We left the separated tours for an integrated panel discussion with Gerald, formerly of the IRA, Jim, UVF, and Lee, British army. What we learned there especially was how much violence and seething resentment may well have its source in economics: West Belfast presents two working class neighborhoods trapped without viable opportunities forward to security and pride but those offered freely and charismatically by the local gangs. UVF. IRA. If they’d replaced the factory at Mackey’s with a university, as once was maybe going to happen, rather than a wall, if someone had invested and provided both educational and economic opportunities rather than spending all that money on the Titanic Museum, what might have happened for these two communities?
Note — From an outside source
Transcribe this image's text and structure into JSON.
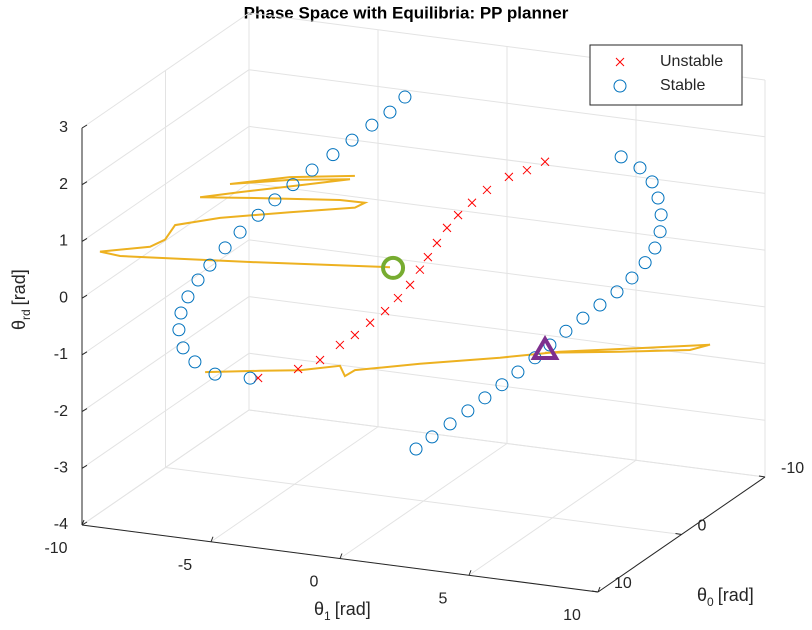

Lee, the former British soldier, said he had more in common with Gerald and Jim as working class men desperate for purpose than he did with his own Boris Johnson (that vile dog with a face only two cousins could create). Instead, we are drawn to these militaries and paramilitaries, where we are brutalized and punished until we learn to respond quickly to orders; we are pumped with righteous patriotism; and we learn the mindset of we’re good, they’re other.
This post integrates material from both the entry corresponding to the Coiste event two years ago and a post from South Africa in 2018.